Nueve victorias seguidas lejos de casa
El dato acompaña las sensaciones. Con este 3-0, Inglaterra encadena nueve triunfos consecutivos como visitante o en campo neutral, una racha histórica que alimenta la confianza de cara al Mundial.
No se trata solo de ganar. Se trata de cómo. El equipo de Tuchel transmite una idea clara: presión alta cuando toca, pausa con balón cuando conviene, amplitud con extremos que encaran y un mediocampo que sostiene y manda. Ante Costa Rica, esa identidad apareció con nitidez.
Gordon, estrenándose como jugador de Barcelona, y Madueke, referencia del Arsenal, atacaron por fuera con insistencia. Cada vez que recibían abiertos, Costa Rica retrocedía un metro más. La defensa centroamericana nunca encontró el antídoto.

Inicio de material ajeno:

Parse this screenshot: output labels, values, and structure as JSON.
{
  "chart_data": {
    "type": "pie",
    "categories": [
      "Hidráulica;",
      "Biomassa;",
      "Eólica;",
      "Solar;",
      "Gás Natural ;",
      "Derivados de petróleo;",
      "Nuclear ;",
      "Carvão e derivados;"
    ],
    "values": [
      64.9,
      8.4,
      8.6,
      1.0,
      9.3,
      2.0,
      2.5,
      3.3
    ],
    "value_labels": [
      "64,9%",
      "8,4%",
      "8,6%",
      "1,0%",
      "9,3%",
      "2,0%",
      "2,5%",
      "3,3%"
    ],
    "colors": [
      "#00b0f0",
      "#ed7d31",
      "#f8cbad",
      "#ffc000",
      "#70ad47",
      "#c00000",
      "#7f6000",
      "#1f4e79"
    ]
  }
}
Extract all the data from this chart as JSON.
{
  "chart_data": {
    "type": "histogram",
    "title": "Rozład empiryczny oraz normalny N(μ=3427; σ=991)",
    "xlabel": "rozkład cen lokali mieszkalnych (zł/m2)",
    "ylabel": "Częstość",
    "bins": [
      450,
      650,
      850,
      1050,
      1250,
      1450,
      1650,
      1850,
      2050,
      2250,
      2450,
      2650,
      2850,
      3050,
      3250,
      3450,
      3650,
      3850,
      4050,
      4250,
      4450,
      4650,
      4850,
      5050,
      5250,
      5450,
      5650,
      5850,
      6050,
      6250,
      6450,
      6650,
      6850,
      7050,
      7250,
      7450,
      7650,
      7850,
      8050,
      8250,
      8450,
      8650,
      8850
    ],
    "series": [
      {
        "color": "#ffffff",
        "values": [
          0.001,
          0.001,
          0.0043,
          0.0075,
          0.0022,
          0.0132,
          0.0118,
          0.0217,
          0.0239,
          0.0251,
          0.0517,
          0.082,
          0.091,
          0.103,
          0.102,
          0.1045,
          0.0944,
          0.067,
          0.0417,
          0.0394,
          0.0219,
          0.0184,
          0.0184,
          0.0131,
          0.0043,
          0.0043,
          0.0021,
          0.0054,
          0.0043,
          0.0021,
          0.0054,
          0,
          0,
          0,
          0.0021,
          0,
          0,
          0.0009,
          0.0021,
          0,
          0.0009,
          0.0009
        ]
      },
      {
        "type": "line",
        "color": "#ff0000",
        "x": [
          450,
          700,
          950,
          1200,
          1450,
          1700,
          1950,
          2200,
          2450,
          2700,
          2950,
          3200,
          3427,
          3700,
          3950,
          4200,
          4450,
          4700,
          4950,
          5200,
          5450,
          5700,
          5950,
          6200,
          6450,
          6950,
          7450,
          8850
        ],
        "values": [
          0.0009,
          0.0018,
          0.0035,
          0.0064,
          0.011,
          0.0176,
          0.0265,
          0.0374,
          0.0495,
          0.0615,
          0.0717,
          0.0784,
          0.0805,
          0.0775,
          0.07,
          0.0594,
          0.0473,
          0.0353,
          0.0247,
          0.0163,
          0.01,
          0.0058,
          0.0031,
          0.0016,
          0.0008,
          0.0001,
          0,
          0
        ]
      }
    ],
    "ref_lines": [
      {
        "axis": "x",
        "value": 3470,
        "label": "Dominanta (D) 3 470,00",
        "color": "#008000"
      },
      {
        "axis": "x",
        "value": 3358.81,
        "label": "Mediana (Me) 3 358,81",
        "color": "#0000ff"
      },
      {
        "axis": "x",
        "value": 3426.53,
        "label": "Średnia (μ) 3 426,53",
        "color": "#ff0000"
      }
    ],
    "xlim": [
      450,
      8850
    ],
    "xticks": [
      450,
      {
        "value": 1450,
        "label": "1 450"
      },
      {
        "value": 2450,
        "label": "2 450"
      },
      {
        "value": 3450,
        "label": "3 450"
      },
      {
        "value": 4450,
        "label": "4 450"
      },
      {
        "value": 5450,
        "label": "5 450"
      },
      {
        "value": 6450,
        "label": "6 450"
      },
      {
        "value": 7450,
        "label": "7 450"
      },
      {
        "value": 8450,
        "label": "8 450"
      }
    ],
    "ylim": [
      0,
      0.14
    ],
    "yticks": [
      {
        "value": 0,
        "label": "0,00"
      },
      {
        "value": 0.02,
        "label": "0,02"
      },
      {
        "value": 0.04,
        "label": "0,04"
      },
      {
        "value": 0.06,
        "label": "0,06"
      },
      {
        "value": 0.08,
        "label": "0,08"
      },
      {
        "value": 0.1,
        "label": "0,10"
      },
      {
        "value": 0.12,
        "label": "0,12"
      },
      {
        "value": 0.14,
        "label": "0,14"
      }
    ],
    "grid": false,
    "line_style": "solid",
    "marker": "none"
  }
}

La tensión que viene… y un último ensayo en la sombra
El amistoso en Orlando fue la última puesta en escena pública antes del gran escenario. Lo que llega ahora es otra cosa. El propio Tuchel lo dejó claro: el Mundial está a la vuelta de la esquina, la tensión crecerá y con ella la exigencia. Es el territorio donde el entrenador alemán se siente más vivo.
La selección regresará a West Palm Beach para una sesión adicional de trabajo y un duelo a puerta cerrada ante Miami FC, pensado para ajustar detalles tácticos y mantener el ritmo competitivo sin exponer al equipo. Después, un breve descanso y viaje a Kansas City, su base principal durante el torneo.
Allí se afinarán los últimos matices. Balón parado, automatismos en salida, gestión de esfuerzos. Todo con una fecha marcada en rojo.
Croacia espera en Dallas
Dentro de seis días empieza la verdad. Inglaterra debutará en el Mundial frente a una Croacia rocosa, en Dallas, el 17 de junio. Nada de margen, nada de segundas oportunidades para arrancar: el primer partido marcará el pulso del grupo y pondrá a prueba la solidez que se vio en Florida.
La gira estadounidense se cierra con una imagen poderosa: un equipo serio, sin fisuras aparentes, con sus estrellas en forma y una racha que invita al optimismo. El ensayo general ya está hecho.
Lo siguiente, en Dallas, ya no será un ensayo. Será juicio real para una Inglaterra que, por juego y momento, llega con licencia para soñar.